Niewielki potok Jeleń zaczyna swój bieg w Suścu, w zbiorniku wodnym zwanym Morskim Okiem. Zbiornik ten zasilany jest silnym źródłem i stanowi swoistą atrakcję dla licznych ośrodków wypoczynkowych. Jeleń płynie poprzez lasy Puszczy Solskiej w większości doliną o charakterze górskim. Wzdłuż jego biegu prowadzi szlak turystyczny ukazujący piękno roztoczańskich borów.
Jeleń kończy swój bieg jako dopływ Tanwi w uroczysku u stóp wzniesienia Kościółek, gdzie w osiemnastym wieku istniał greckokatolicki klasztor bazylianów a wcześniej noclegi Susiec wczesnośredniowieczne grodzisko. Jednak największą atrakcją Jelenia jest wodospad znajdujący się w połowie jego biegu. Choć liczy sobie niecałe 160 cm wysokości, jest najwyższym wodospadem w strefie krawędziowej Roztocza. Jako pomnik przyrody chroniony jest prawem. Dolina w której znajduje się wodospad jest niezwykle urokliwa o czym wiedzą wszyscy miłośnicy Roztocza. Susiec domki
Niedaleko Suśca w leśnych ostępach Puszczy Solskiej, w głębokiej dolinie Tanwi, znużony turysta może natrafić na niezwykłe miejsce. Jest to sporych rozmiarów szałas przypominający te z „Dzikiego Zachodu”. Proste, surowe warunki, przemiły gospodarz i dzika przyroda czynią to miejsce niemal magicznym. Jak mówią stali bywalcy, wieczorami i nocą słychać, jak Tanew opowiada swym szumem stare historie. Susiec pokoje do wynajęcia
Zamczysko to wzniesienie położone w widłach dolin Tanwi i Jelenia. Odnaleźć można tam resztki grodziska z dwunastego i trzynastego wieku, otoczonego wałem ziemnym. Na początku 17. wieku na wzgórzu wzniesiono cerkiew unicką z klasztorem bazylianów, ufundowana przez rodzinę Zamojskich. W 1748 roku zamieniono ją na kościół pw. św. Jana Nepomucena, a później rozebrano.

Nidzica

Rozległy kompleks leśny zajmujący obszar pomiędzy Olsztynem, Olsztynkiem, Nidzica noclegi, Szczytnem i Wielbarkiem uważany jest przez wielu za najlepsze na Mazurach miejsce do grzybobrania.

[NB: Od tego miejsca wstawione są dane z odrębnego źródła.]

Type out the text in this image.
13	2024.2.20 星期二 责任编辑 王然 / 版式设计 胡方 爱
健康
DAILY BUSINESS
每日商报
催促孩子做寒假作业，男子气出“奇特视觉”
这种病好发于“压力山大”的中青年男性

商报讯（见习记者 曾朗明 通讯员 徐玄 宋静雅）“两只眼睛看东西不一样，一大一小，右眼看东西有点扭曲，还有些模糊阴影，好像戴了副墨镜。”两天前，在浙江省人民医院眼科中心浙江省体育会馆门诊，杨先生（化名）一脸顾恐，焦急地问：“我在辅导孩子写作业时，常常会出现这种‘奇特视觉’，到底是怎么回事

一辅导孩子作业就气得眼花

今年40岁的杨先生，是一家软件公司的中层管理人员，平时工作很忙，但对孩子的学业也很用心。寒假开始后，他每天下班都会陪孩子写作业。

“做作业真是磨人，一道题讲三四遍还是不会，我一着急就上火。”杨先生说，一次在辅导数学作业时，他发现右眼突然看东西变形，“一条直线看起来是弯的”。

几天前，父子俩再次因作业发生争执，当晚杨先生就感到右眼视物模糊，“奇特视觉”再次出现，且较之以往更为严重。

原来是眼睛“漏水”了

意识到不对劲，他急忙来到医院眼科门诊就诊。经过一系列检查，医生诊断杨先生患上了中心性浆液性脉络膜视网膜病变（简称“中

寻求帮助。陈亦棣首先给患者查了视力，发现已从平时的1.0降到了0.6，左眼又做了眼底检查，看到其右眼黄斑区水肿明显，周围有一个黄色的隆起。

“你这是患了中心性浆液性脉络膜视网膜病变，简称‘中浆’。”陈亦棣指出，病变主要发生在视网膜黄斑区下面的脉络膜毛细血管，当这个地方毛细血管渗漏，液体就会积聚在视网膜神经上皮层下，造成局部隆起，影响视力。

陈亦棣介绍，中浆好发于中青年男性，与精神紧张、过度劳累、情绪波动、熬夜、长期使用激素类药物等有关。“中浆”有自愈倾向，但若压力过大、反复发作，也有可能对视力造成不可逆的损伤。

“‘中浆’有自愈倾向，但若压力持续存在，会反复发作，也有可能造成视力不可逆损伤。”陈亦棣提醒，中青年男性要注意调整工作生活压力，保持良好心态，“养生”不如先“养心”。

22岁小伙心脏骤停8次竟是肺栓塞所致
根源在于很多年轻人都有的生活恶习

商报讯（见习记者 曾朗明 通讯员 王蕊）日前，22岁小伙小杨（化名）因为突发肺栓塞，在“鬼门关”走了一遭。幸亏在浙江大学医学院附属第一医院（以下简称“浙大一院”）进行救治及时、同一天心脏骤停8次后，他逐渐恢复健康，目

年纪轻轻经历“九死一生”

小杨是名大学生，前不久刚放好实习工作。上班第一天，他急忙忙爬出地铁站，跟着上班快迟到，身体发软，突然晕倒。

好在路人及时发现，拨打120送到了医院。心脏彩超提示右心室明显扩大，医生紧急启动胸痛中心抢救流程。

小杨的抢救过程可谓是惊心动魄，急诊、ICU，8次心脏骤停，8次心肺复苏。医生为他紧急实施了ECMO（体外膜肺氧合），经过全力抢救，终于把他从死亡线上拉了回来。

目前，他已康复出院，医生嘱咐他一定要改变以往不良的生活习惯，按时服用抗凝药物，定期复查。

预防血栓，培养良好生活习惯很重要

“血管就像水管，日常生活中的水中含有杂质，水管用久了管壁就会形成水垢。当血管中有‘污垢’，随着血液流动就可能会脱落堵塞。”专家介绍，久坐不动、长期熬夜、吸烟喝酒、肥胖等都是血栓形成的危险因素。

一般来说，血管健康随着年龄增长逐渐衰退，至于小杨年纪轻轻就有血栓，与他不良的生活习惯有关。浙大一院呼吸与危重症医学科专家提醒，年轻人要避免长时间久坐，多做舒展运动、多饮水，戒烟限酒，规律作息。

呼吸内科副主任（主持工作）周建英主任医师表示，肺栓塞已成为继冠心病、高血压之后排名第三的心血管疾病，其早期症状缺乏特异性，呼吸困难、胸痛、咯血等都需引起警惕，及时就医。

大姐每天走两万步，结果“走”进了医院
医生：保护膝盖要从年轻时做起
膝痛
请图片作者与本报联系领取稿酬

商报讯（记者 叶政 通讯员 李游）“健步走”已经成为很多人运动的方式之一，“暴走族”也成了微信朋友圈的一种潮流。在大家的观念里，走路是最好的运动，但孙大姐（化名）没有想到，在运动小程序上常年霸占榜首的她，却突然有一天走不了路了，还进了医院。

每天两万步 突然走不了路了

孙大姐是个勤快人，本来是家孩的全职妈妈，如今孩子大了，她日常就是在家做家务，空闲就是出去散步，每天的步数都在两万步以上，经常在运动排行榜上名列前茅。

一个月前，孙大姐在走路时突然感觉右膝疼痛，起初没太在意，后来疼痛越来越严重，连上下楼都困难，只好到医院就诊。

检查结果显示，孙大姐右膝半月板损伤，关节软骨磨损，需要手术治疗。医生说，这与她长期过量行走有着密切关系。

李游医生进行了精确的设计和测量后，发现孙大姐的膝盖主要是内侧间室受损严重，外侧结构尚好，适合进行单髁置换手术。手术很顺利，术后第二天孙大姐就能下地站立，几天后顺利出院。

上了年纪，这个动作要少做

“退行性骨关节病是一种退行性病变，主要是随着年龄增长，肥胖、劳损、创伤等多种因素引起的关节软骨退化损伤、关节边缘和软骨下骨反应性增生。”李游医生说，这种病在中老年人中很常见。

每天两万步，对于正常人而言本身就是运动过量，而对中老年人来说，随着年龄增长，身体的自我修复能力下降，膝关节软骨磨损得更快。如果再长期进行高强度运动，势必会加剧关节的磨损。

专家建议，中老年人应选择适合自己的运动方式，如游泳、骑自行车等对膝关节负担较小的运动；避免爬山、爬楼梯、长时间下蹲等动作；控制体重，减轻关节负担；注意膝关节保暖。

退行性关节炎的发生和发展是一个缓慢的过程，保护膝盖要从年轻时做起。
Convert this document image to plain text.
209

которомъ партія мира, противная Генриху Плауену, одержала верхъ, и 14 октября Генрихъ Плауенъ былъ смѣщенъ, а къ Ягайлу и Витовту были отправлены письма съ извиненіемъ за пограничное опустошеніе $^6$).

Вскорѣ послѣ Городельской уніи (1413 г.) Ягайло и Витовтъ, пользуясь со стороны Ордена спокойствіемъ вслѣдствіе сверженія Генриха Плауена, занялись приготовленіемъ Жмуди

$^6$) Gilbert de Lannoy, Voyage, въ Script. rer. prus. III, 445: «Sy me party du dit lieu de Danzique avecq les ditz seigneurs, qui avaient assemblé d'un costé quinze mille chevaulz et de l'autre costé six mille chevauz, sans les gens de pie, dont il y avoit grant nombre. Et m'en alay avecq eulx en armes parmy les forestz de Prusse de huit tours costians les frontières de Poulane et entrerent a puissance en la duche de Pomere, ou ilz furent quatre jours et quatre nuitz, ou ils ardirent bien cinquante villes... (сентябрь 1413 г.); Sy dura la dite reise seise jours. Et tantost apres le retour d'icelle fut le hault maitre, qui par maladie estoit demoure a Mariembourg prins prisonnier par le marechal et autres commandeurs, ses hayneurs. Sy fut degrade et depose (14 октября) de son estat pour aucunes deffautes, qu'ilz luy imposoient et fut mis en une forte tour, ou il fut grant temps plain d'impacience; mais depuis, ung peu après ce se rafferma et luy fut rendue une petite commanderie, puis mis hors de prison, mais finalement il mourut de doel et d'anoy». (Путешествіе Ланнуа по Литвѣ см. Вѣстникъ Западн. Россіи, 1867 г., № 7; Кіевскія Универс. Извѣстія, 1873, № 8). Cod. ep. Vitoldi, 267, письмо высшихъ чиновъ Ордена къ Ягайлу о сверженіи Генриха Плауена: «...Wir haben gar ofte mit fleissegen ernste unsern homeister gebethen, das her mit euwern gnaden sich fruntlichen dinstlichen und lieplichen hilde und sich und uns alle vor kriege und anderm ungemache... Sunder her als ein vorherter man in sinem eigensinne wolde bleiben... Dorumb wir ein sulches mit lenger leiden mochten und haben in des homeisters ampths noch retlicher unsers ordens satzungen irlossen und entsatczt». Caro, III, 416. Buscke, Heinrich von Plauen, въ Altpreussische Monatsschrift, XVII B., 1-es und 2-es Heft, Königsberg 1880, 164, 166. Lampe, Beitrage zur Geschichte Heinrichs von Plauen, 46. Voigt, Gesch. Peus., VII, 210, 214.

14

W puszczy dominują bory sosnowe, wyróżniające się bogatym runem, na które składają się poduszki mchów i łany borówek. Pomiędzy pniami drzew rosną malownicze kępy jałowców. Właśnie takie tereny są ulubionym miejscem występowania prawdziwków i borowików. W suchszych fragmentach lasu o piaszczystym podłożu często rosną kurki. noclegi Nidzica

Puszcza Nidzicka od lat jest ulubionym miejscem letniego i jesiennego wypoczynku mieszkańców stolicy, bo z Warszawy jest tu naprawdę niedaleko. Chociaż w jesienny słoneczny weekend do lasu ruszają tysiące osób wyposażonych w noże i koszyki, pocieszmy się; wszak nie zdarzył się jeszcze taki, kto znalazłby wszystkie grzyby w lesie! Nidzica domki

Powstał w 1868 r. i pierwotnie nosił nazwę Schlossbrauerei Neidenburg (Browar Zamkowy Nidzica). Po zakończeniu działań wojennych w browarze mieściła się rozlewnia oranżady a po remoncie w 1958 r. powstała Nidzicka Wytwórnia Win i Miodów Pitnych. Dawny Browar Zamkowy w 1992 r. decyzją Wojewódzkiego Konserwatora Zabytków został wpisany do rejestru zabytków jako ciekawy przykład XIX-wiecznego budownictwa przemysłowego. Obecnie jest on w rękach prywatnych i nosi nazwę: Wytwórnia Win i Miodów Pitnych w Nidzica pokoje do wynajęcia.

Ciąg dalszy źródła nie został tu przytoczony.